Suzanne Lainson (profile) says:

Re: Lack of uniforms actually would be an issue...

What would probably have to happen is similar to pizza delivery. You call and then expect to receive it within an hour. If someone tries to deliver something you haven’t ordered, then you don’t open the door.

But it’s got to be small enough that the delivery person can leave it at the door. You don’t want an unverified person bringing something inside your residence.

RoyalPITA (profile) says:

Would a typical driver’s insurance policy cover someone who is out delivering packages for a big company?

Excellent point. My auto insurance was modified years ago to specify no coverage if my vehicle was used commercially. I see broad interpretations in that language.

Do individual states have separate licensing requirements for drivers of delivery services and would those requirements apply to these one-off delivery arrangements?

Unless the vehicle(s) already require a commercial driver’s license I have never heard of any licensing requirement for delivery services, other than the standard business license.
If you’ve ever seen a car or small truck that displayed a USDOT number: it means that company owns at least one vehicle that requires a commmercial driver’s license. USDOT requires that number be displayed on all vehicles, including those that don’t require CDL.

Anonymous Anonymous Coward says:

Big Disruptive

While I am not so crazy about this particular idea, widely discussed above, I think it is appropriate to laud a very large organization for not only thinking outside the (big) box (store), but going so far as to consider what could be a very disruptive idea.

If one thinks about big organization culture, and how in many cases structure can create, nay demand a certain amount of group think, it is telling that such an idea sees the light of day. I would not thought it of WalMart.

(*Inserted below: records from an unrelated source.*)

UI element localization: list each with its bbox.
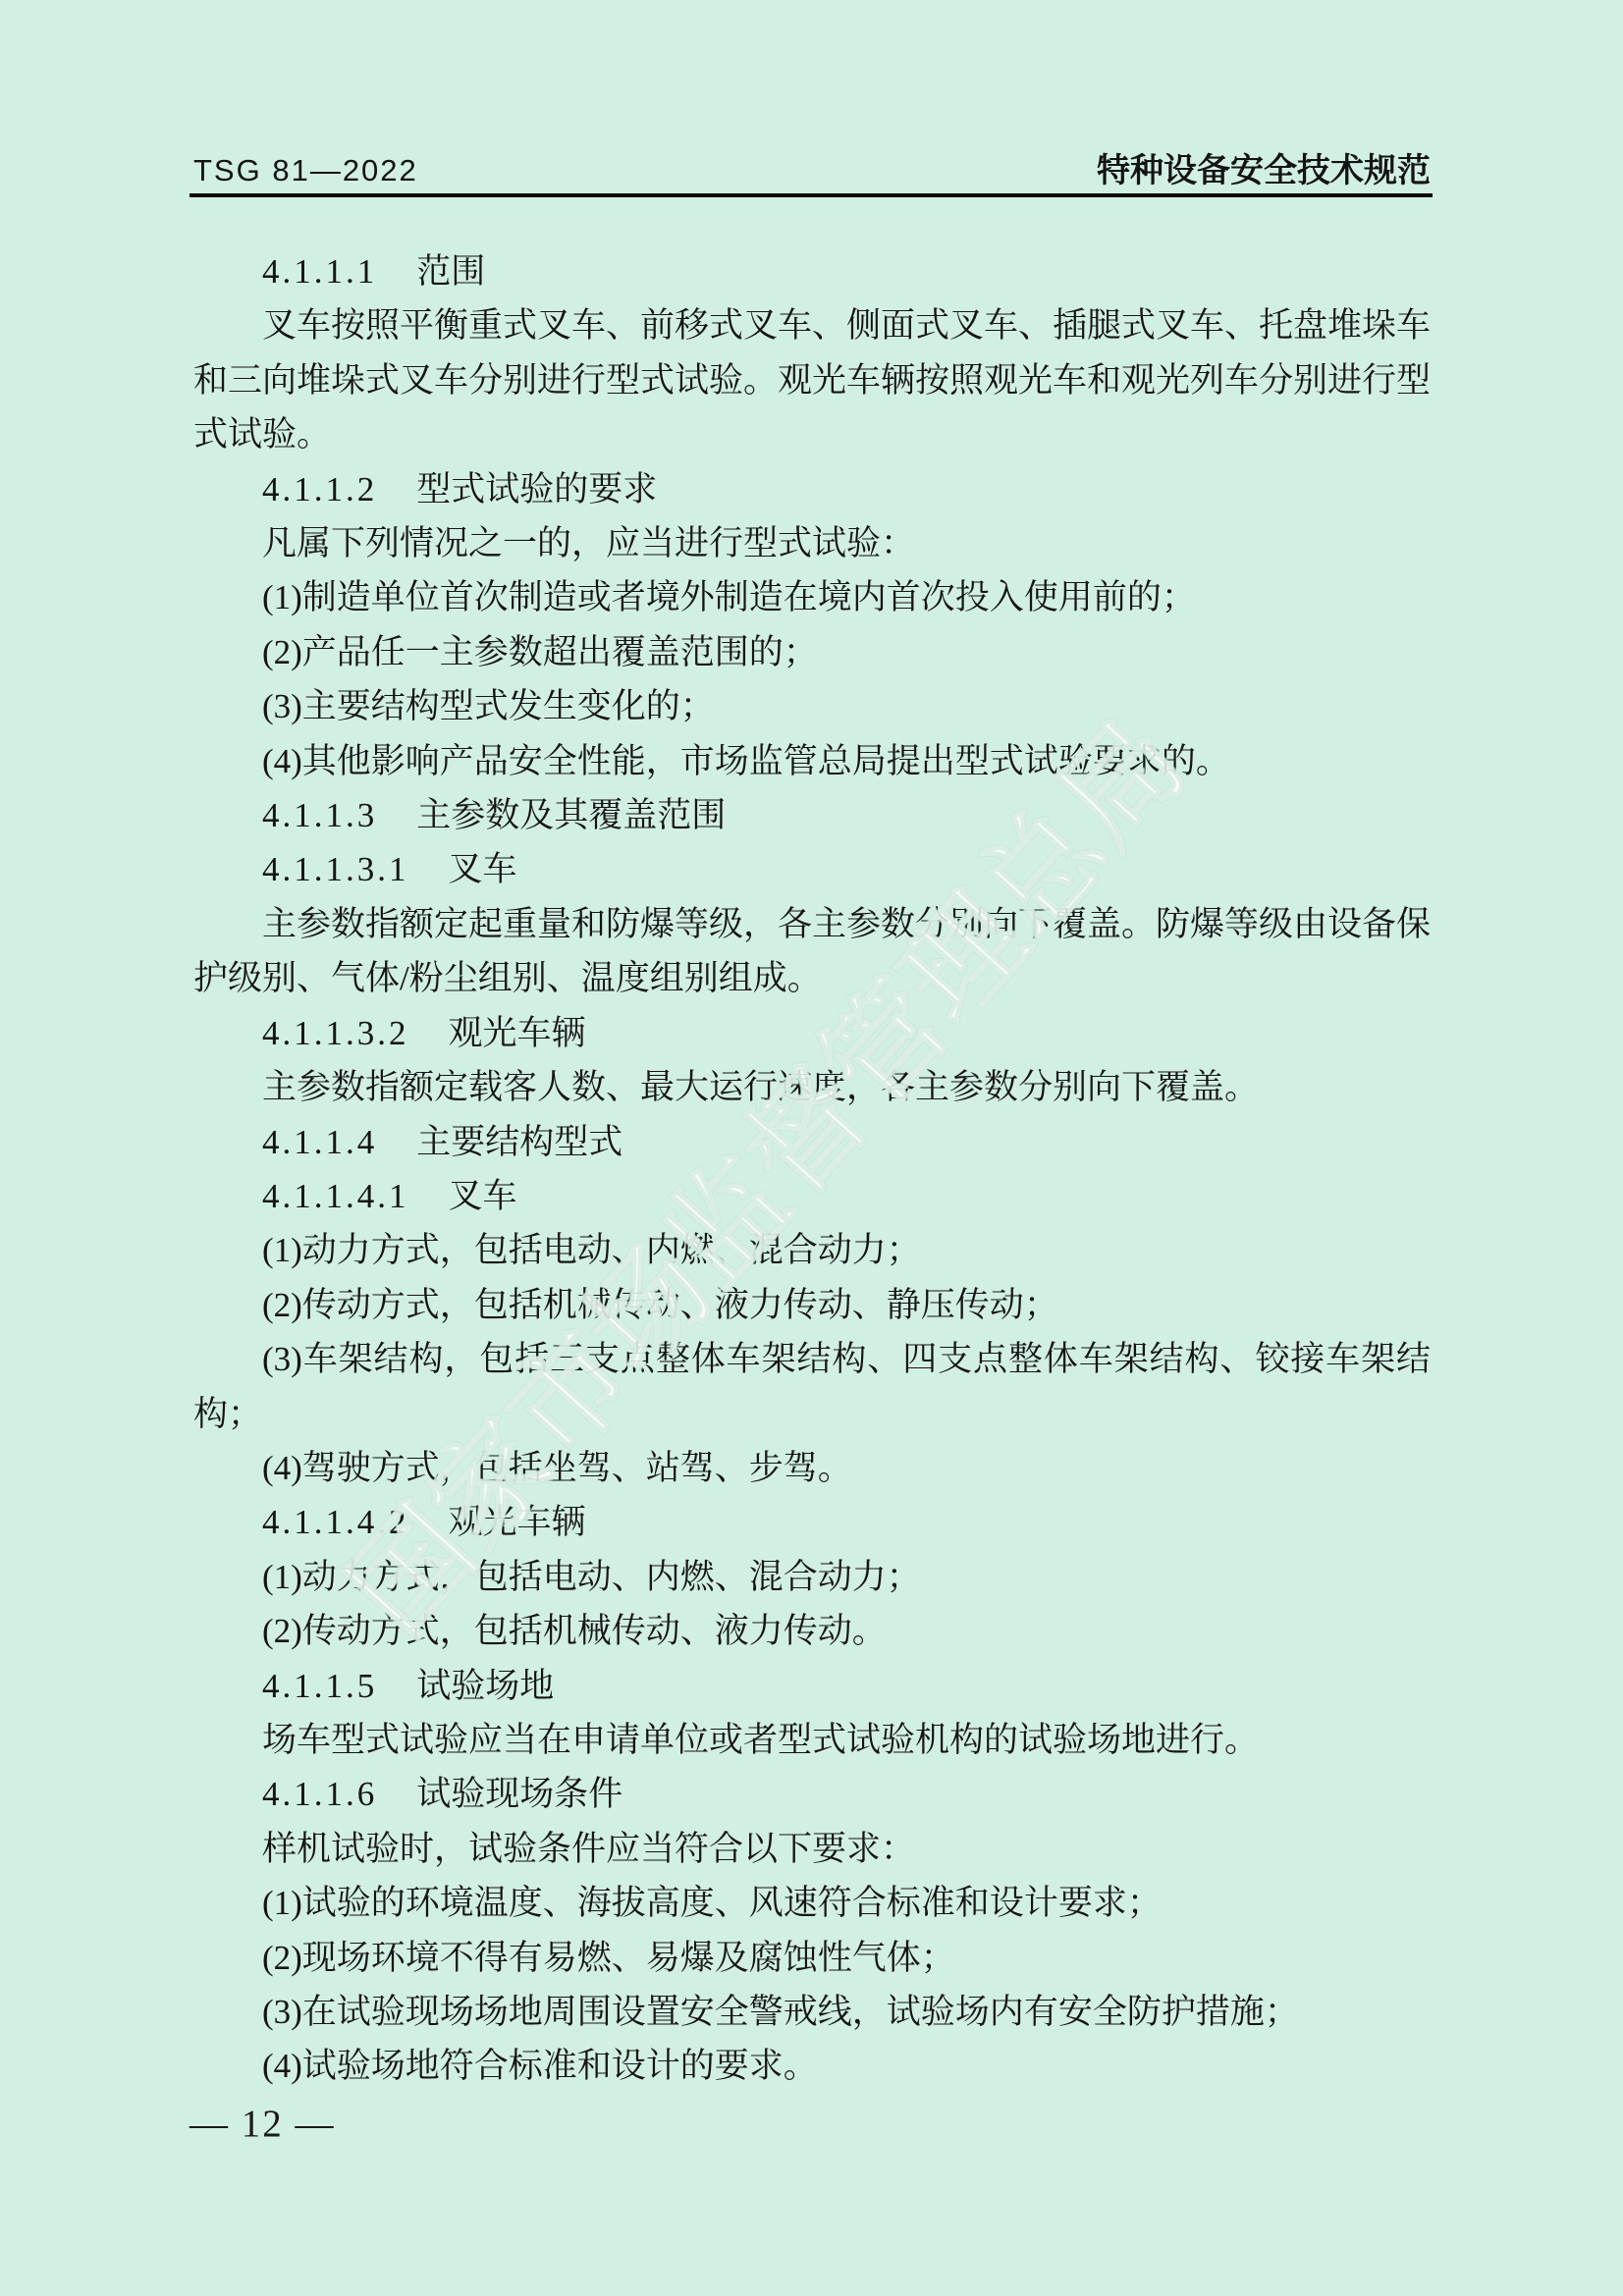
section-heading: 4.1.1.4.2观光车辆 [193,1495,1431,1549]
body-paragraph: (2)传动方式，包括机械传动、液力传动、静压传动； [193,1278,1431,1332]
section-title: 型式试验的要求 [416,470,657,508]
section-heading: 4.1.1.2型式试验的要求 [193,462,1431,516]
section-number: 4.1.1.3 [262,796,377,834]
body-paragraph: (3)在试验现场场地周围设置安全警戒线，试验场内有安全防护措施； [193,1985,1431,2039]
section-title: 主要结构型式 [416,1123,622,1161]
body-paragraph: (1)动力方式，包括电动、内燃、混合动力； [193,1223,1431,1277]
section-number: 4.1.1.2 [262,470,377,508]
body-paragraph: (4)其他影响产品安全性能，市场监管总局提出型式试验要求的。 [193,734,1431,788]
section-number: 4.1.1.4 [262,1123,377,1161]
body-paragraph: 叉车按照平衡重式叉车、前移式叉车、侧面式叉车、插腿式叉车、托盘堆垛车和三向堆垛式… [193,298,1431,461]
document-body: 4.1.1.1范围叉车按照平衡重式叉车、前移式叉车、侧面式叉车、插腿式叉车、托盘… [193,244,1431,2094]
body-paragraph: (3)车架结构，包括三支点整体车架结构、四支点整体车架结构、铰接车架结构； [193,1332,1431,1441]
section-title: 观光车辆 [449,1503,586,1541]
section-heading: 4.1.1.3.1叉车 [193,842,1431,896]
body-paragraph: (4)试验场地符合标准和设计的要求。 [193,2039,1431,2093]
section-number: 4.1.1.3.1 [262,850,409,888]
body-paragraph: (1)试验的环境温度、海拔高度、风速符合标准和设计要求； [193,1876,1431,1930]
section-number: 4.1.1.5 [262,1667,377,1705]
section-title: 观光车辆 [449,1014,586,1052]
body-paragraph: 样机试验时，试验条件应当符合以下要求： [193,1822,1431,1876]
section-heading: 4.1.1.1范围 [193,244,1431,298]
section-number: 4.1.1.3.2 [262,1014,409,1052]
section-title: 叉车 [449,1177,517,1215]
section-title: 试验现场条件 [416,1775,622,1813]
page-number: — 12 — [189,2103,336,2146]
document-page: TSG 81—2022 特种设备安全技术规范 4.1.1.1范围叉车按照平衡重式… [0,0,1623,2296]
section-number: 4.1.1.4.1 [262,1177,409,1215]
body-paragraph: 场车型式试验应当在申请单位或者型式试验机构的试验场地进行。 [193,1713,1431,1767]
header-rule [189,193,1433,197]
body-paragraph: 主参数指额定载客人数、最大运行速度，各主参数分别向下覆盖。 [193,1060,1431,1114]
body-paragraph: 主参数指额定起重量和防爆等级，各主参数分别向下覆盖。防爆等级由设备保护级别、气体… [193,897,1431,1006]
section-heading: 4.1.1.3主参数及其覆盖范围 [193,788,1431,842]
section-heading: 4.1.1.4主要结构型式 [193,1115,1431,1169]
section-title: 叉车 [449,850,517,888]
body-paragraph: (4)驾驶方式，包括坐驾、站驾、步驾。 [193,1441,1431,1495]
section-number: 4.1.1.6 [262,1775,377,1813]
body-paragraph: (3)主要结构型式发生变化的； [193,679,1431,733]
section-title: 范围 [416,252,485,291]
section-heading: 4.1.1.5试验场地 [193,1659,1431,1713]
section-heading: 4.1.1.3.2观光车辆 [193,1006,1431,1060]
body-paragraph: (1)动力方式，包括电动、内燃、混合动力； [193,1550,1431,1604]
body-paragraph: (1)制造单位首次制造或者境外制造在境内首次投入使用前的； [193,570,1431,624]
body-paragraph: 凡属下列情况之一的，应当进行型式试验： [193,516,1431,570]
header-document-title: 特种设备安全技术规范 [1097,153,1431,188]
section-title: 主参数及其覆盖范围 [416,796,726,834]
section-heading: 4.1.1.4.1叉车 [193,1169,1431,1223]
section-heading: 4.1.1.6试验现场条件 [193,1767,1431,1821]
header-document-code: TSG 81—2022 [193,155,418,187]
section-title: 试验场地 [416,1667,554,1705]
body-paragraph: (2)现场环境不得有易燃、易爆及腐蚀性气体； [193,1931,1431,1985]
body-paragraph: (2)传动方式，包括机械传动、液力传动。 [193,1604,1431,1658]
body-paragraph: (2)产品任一主参数超出覆盖范围的； [193,625,1431,679]
section-number: 4.1.1.4.2 [262,1503,409,1541]
section-number: 4.1.1.1 [262,252,377,291]
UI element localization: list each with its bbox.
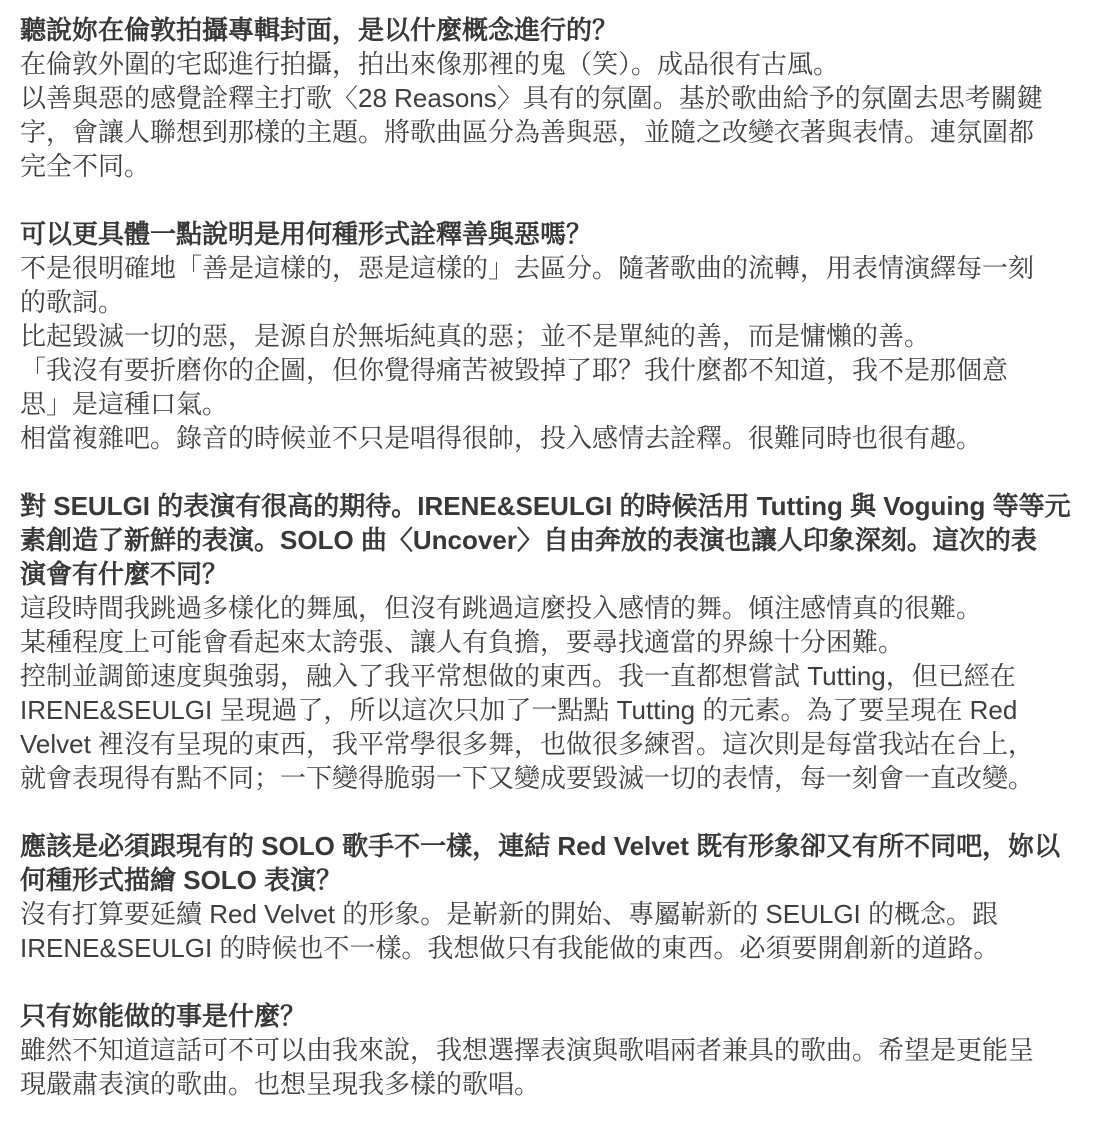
question-text: 對 SEULGI 的表演有很高的期待。IRENE&SEULGI 的時候活用 Tu…: [20, 489, 1102, 591]
qa-section: 應該是必須跟現有的 SOLO 歌手不一樣，連結 Red Velvet 既有形象卻…: [20, 829, 1102, 965]
answer-line: 字，會讓人聯想到那樣的主題。將歌曲區分為善與惡，並隨之改變衣著與表情。連氛圍都: [20, 115, 1102, 149]
qa-section: 聽說妳在倫敦拍攝專輯封面，是以什麼概念進行的？在倫敦外圍的宅邸進行拍攝，拍出來像…: [20, 13, 1102, 183]
answer-text: 沒有打算要延續 Red Velvet 的形象。是嶄新的開始、專屬嶄新的 SEUL…: [20, 897, 1102, 965]
question-line: 應該是必須跟現有的 SOLO 歌手不一樣，連結 Red Velvet 既有形象卻…: [20, 829, 1102, 863]
qa-section: 對 SEULGI 的表演有很高的期待。IRENE&SEULGI 的時候活用 Tu…: [20, 489, 1102, 795]
answer-text: 雖然不知道這話可不可以由我來說，我想選擇表演與歌唱兩者兼具的歌曲。希望是更能呈現…: [20, 1033, 1102, 1101]
question-line: 可以更具體一點說明是用何種形式詮釋善與惡嗎？: [20, 217, 1102, 251]
answer-line: 思」是這種口氣。: [20, 387, 1102, 421]
question-line: 聽說妳在倫敦拍攝專輯封面，是以什麼概念進行的？: [20, 13, 1102, 47]
question-line: 對 SEULGI 的表演有很高的期待。IRENE&SEULGI 的時候活用 Tu…: [20, 489, 1102, 523]
question-text: 應該是必須跟現有的 SOLO 歌手不一樣，連結 Red Velvet 既有形象卻…: [20, 829, 1102, 897]
answer-line: IRENE&SEULGI 的時候也不一樣。我想做只有我能做的東西。必須要開創新的…: [20, 931, 1102, 965]
answer-line: 的歌詞。: [20, 285, 1102, 319]
answer-line: 這段時間我跳過多樣化的舞風，但沒有跳過這麼投入感情的舞。傾注感情真的很難。: [20, 591, 1102, 625]
answer-line: 現嚴肅表演的歌曲。也想呈現我多樣的歌唱。: [20, 1067, 1102, 1101]
question-line: 何種形式描繪 SOLO 表演？: [20, 863, 1102, 897]
answer-line: IRENE&SEULGI 呈現過了，所以這次只加了一點點 Tutting 的元素…: [20, 693, 1102, 727]
question-text: 聽說妳在倫敦拍攝專輯封面，是以什麼概念進行的？: [20, 13, 1102, 47]
answer-line: 不是很明確地「善是這樣的，惡是這樣的」去區分。隨著歌曲的流轉，用表情演繹每一刻: [20, 251, 1102, 285]
answer-line: 控制並調節速度與強弱，融入了我平常想做的東西。我一直都想嘗試 Tutting，但…: [20, 659, 1102, 693]
question-line: 只有妳能做的事是什麼？: [20, 999, 1102, 1033]
question-text: 可以更具體一點說明是用何種形式詮釋善與惡嗎？: [20, 217, 1102, 251]
answer-line: 完全不同。: [20, 149, 1102, 183]
interview-article: 聽說妳在倫敦拍攝專輯封面，是以什麼概念進行的？在倫敦外圍的宅邸進行拍攝，拍出來像…: [0, 0, 1120, 1101]
answer-line: 沒有打算要延續 Red Velvet 的形象。是嶄新的開始、專屬嶄新的 SEUL…: [20, 897, 1102, 931]
answer-line: 雖然不知道這話可不可以由我來說，我想選擇表演與歌唱兩者兼具的歌曲。希望是更能呈: [20, 1033, 1102, 1067]
answer-text: 不是很明確地「善是這樣的，惡是這樣的」去區分。隨著歌曲的流轉，用表情演繹每一刻的…: [20, 251, 1102, 455]
question-line: 演會有什麼不同？: [20, 557, 1102, 591]
answer-line: 相當複雜吧。錄音的時候並不只是唱得很帥，投入感情去詮釋。很難同時也很有趣。: [20, 421, 1102, 455]
answer-line: 以善與惡的感覺詮釋主打歌〈28 Reasons〉具有的氛圍。基於歌曲給予的氛圍去…: [20, 81, 1102, 115]
answer-line: Velvet 裡沒有呈現的東西，我平常學很多舞，也做很多練習。這次則是每當我站在…: [20, 727, 1102, 761]
answer-line: 就會表現得有點不同；一下變得脆弱一下又變成要毀滅一切的表情，每一刻會一直改變。: [20, 761, 1102, 795]
qa-section: 可以更具體一點說明是用何種形式詮釋善與惡嗎？不是很明確地「善是這樣的，惡是這樣的…: [20, 217, 1102, 455]
answer-text: 這段時間我跳過多樣化的舞風，但沒有跳過這麼投入感情的舞。傾注感情真的很難。某種程…: [20, 591, 1102, 795]
answer-line: 比起毀滅一切的惡，是源自於無垢純真的惡；並不是單純的善，而是慵懶的善。: [20, 319, 1102, 353]
answer-line: 「我沒有要折磨你的企圖，但你覺得痛苦被毀掉了耶？我什麼都不知道，我不是那個意: [20, 353, 1102, 387]
answer-line: 某種程度上可能會看起來太誇張、讓人有負擔，要尋找適當的界線十分困難。: [20, 625, 1102, 659]
answer-text: 在倫敦外圍的宅邸進行拍攝，拍出來像那裡的鬼（笑）。成品很有古風。以善與惡的感覺詮…: [20, 47, 1102, 183]
question-text: 只有妳能做的事是什麼？: [20, 999, 1102, 1033]
qa-section: 只有妳能做的事是什麼？雖然不知道這話可不可以由我來說，我想選擇表演與歌唱兩者兼具…: [20, 999, 1102, 1101]
answer-line: 在倫敦外圍的宅邸進行拍攝，拍出來像那裡的鬼（笑）。成品很有古風。: [20, 47, 1102, 81]
question-line: 素創造了新鮮的表演。SOLO 曲〈Uncover〉自由奔放的表演也讓人印象深刻。…: [20, 523, 1102, 557]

If not for disruptive ideas, the iron age would not have been. If not for disruptive ideas, the industrial age would not have been…etc. If not for disruptive ideas, where will we go from here?

maillady says:

This is the craziest crap I’ve ever heard…who wants some joe blow knowing where they live ..name..possibly phone #? As a Postal Service employee…We are made to have a background check…drug test….we do not give out any type of information about our customers to others unless court ordered…we are a trusted group of delivery persons…who have been around for decades…as crazy as the world is….NO WAY!….would I allow just random people coming to my home. Wal Mart obviously doesn’t realize what all is needed in such an operation…major liability

Ay Bee (profile) says:

Fat too many cons than pros

There’s some great comments here (Machin Shin,btr1701 – legalities et al)which Wal-Mart should take seriously. The model does however pose more questions than answers. Perhaps it would require a ‘delivery leader-board’ wherein ‘deliverers’ within specific jurisdictions could be awarded points for successful delivery of goods. Even so, how are deliverers going to be rewarded for their efforts? Product price reductions? There’s so many holes in the idea that I think it’s actually quite impossible to implement. The legal issues alone could crush it!


Delivery Service

I am a disabled senior who likes to eat just like everyone else and remain independent. I am legally blind and cannot drive so getting groceries is a real problem for me. It would be helpful to have home delivery. I recognize the cons to the issue….getting dependable, honest people. I feel that it would give jobs to some who have been laid off and get them back in the working class. There should be a screening process, perhaps even bonding process, hopefully to enhance safety (both for the deliverer and the client). It seems to work in metropolitan areas (i.e. NY, Dalla, LA, DC) but smaller communities go lacking. I could benefit from such a service and maintain my independence for much longer. I dread the thought of a nursing home and losing that independence. How much does WalMart value its customers? Enough to pay a decent wage for someone who really wants one to have a job and get off welfare? Enough to see that they are bonded (they will be delivering someone else’s good and perhaps having to put it inside the home or apartment)? Enough to require uniform for ID as well as photo IDs? Background checks?